The PKZIP must go through a formal certification and accreditation (C&A) process before it can be deployed in Quality Medical Company (CM) operational environment. An independent Third Party must certify all (HIPPO) PKZIP systems. We will use system certification as a formal procedure for testing security safeguards in the computer system or major application to determine if they meet applicable requirements and specifications outlined.
System accreditation is the formal authorization by a management official for system operation and an explicit acceptance of the associated risk. The management official ensures that all equipment resides on the network under his authority is operated using approved security standards. All C&A evaluations or annual reviews must be conducted by a third party who must have not developed the present PKZIP solution or have any other business relationship with CM.
CM Associate Chief Information Technology Security Officer: – Ensure compliance requirements of this policy concerning data at rest and role-holders access to managed networks, systems and servers – Ensure public-companies regulations are implemented and in compliance – Provide security standards for implementation of PKZIP in HIPPO information technology environments to ensure that they can handle sensitive data and require non- repudiation; – Review company plans to implement this policy; – Review requests for exceptions or exceptions to this policy; and – Conduct reviews of U.
S. Securities and Exchange (SEC) and HIPPO compliance to ensure compliance of this policy. – Receive, review and coordinate a response with the CM Chief Information Technology Officer for any exception requests for exceptions to this policy. Periodically review and update this notice as required; CM Chief Information Technology Officer will: – Ensure the provisions of this policy are implemented and enforced; – Ensure that the requirements of PKZIP policy are satisfied prior to deployment of this technology on any CM system; – Ensure that a backup of the encryption private key(s) is obtained that will be securely stored so encrypted documents may be historically retrieved. The signing private key will exist only on the key token or refill issued to the individual.
The solution must provide a means for archival of private decryption keys, and support for the recovery of a private decryption key on request; – Ensure that agency server administrators, staff offices responsible for server administration, Isms and security staff are acquainted and comply with the provisions of SOCIO Cyber Security Guidance Regarding CA Controlled Access Protection (CSS-013 dated 3/6/02); -Assure that agency server administrators, staff offices responsible for server administration, information yester security program managers and security staff are trained to implement and, maintain PKZIP at a functional CA level and fully understand the ongoing responsibilities to preserve that level of server security.

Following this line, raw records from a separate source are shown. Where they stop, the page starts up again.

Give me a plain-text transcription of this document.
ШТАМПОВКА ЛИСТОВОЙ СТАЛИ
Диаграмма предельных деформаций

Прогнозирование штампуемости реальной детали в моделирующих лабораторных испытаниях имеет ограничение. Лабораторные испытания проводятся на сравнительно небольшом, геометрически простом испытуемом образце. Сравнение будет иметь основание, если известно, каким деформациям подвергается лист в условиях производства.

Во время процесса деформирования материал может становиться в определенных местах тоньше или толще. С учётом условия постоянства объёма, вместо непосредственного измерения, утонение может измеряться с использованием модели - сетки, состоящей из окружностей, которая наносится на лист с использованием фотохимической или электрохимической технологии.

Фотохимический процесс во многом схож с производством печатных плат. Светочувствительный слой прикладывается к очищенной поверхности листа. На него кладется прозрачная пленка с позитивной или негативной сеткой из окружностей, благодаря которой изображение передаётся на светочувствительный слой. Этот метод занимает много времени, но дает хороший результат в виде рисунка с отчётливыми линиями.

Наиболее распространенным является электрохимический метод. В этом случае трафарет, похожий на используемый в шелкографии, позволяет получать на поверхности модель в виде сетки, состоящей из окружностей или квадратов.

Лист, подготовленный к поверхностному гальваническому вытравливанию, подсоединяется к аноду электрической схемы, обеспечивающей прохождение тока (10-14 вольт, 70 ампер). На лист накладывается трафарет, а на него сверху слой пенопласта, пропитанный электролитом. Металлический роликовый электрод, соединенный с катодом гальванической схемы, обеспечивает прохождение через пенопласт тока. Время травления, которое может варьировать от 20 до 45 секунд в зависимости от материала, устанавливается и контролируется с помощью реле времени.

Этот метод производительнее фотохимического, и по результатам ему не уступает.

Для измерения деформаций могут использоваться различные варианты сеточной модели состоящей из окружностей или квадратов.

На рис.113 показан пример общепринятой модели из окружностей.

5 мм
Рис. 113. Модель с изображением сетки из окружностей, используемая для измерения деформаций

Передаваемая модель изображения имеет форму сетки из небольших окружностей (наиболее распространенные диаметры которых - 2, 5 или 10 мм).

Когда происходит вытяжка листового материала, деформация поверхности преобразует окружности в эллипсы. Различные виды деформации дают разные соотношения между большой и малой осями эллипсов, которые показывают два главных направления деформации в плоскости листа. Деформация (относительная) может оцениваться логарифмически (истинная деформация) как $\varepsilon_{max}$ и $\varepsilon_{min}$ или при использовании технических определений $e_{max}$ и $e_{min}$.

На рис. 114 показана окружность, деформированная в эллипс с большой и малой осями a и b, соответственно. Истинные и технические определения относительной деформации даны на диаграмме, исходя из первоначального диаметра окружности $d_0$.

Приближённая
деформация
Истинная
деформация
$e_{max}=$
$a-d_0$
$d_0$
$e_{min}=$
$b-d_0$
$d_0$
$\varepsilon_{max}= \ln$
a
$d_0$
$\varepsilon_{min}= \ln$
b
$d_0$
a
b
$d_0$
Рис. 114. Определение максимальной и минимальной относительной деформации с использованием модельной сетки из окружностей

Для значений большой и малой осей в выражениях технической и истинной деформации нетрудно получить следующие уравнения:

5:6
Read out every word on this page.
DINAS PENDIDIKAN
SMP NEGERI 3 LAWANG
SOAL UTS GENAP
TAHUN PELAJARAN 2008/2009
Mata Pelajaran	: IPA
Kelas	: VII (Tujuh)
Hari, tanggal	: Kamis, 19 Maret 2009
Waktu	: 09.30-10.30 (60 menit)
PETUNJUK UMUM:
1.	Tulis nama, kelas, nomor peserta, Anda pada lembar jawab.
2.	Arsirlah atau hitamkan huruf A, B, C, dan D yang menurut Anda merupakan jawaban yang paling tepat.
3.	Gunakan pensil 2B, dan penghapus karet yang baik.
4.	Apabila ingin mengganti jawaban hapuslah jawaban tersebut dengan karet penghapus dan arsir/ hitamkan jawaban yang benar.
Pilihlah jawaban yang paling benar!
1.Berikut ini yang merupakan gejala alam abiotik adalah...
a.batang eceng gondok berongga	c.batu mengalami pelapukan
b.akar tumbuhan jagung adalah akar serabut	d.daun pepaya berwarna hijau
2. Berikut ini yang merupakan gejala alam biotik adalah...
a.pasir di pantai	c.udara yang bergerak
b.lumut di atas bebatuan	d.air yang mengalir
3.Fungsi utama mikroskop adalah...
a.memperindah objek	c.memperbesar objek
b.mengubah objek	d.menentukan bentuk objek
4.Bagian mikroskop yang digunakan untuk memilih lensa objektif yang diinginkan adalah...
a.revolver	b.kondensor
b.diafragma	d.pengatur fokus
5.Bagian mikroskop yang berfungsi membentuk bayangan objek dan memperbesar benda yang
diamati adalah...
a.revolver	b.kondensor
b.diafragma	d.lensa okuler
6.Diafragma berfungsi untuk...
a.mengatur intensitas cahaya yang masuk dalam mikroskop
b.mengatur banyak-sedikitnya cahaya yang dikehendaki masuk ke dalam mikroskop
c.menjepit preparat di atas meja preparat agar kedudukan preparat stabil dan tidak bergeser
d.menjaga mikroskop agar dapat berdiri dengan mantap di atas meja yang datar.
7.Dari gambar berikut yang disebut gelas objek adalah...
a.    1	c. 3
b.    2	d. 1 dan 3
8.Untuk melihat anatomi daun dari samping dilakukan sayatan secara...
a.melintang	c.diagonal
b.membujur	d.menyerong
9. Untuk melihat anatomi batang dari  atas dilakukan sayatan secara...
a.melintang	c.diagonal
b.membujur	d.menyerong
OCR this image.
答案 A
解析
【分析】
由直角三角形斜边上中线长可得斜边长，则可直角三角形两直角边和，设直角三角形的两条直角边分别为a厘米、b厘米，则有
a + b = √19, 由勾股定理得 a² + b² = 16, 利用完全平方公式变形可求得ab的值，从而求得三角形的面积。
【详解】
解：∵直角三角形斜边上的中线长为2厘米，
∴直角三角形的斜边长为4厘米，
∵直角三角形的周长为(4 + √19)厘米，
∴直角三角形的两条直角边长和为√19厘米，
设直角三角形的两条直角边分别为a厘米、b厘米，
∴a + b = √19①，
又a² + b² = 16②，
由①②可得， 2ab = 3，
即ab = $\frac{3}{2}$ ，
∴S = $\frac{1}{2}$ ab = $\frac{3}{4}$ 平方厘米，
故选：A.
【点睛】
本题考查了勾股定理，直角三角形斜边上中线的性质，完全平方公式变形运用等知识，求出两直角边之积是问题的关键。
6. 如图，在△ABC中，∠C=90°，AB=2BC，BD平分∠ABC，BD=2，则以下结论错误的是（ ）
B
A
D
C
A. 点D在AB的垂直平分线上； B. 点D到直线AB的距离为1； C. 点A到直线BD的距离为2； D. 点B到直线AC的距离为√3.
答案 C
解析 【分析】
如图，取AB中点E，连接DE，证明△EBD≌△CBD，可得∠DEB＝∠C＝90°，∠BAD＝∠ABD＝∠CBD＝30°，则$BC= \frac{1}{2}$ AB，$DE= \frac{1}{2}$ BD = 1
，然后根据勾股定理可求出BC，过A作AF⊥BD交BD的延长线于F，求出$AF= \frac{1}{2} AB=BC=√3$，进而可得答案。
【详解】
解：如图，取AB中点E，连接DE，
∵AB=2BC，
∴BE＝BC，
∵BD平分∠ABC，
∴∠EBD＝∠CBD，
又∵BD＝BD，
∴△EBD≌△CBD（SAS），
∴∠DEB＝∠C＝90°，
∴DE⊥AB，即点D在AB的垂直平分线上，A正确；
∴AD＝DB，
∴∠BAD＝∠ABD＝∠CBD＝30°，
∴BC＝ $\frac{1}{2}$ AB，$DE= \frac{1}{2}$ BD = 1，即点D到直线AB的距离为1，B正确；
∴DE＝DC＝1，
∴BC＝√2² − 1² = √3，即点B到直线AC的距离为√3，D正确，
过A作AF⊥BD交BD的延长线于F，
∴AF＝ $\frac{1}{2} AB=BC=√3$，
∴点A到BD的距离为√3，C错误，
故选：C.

CM Information Systems Security Program Manager will: – Monitor all agency PKZIP installations to ensure that the provisions of this policy are followed; – Coordinate with agency server administrators to ensure that precautions are taken to properly preserve the required level of server security; – Coordinate with agency personnel to ensure proper certification and accreditation occur on all PKZIP systems prior to deployment; – Coordinate with agency system owners to ensure that PKZIP private key pairs are properly stored. CM System Administrators/Security Administrators responsible for server administration will: – Monitor vendor release notes for new security patches, service packs, software upgrades and updates; – Follow internal configuration management practices in installing security patches and updates; and – Maintain a configuration control manual that documents all changes to the servers with sensitive information.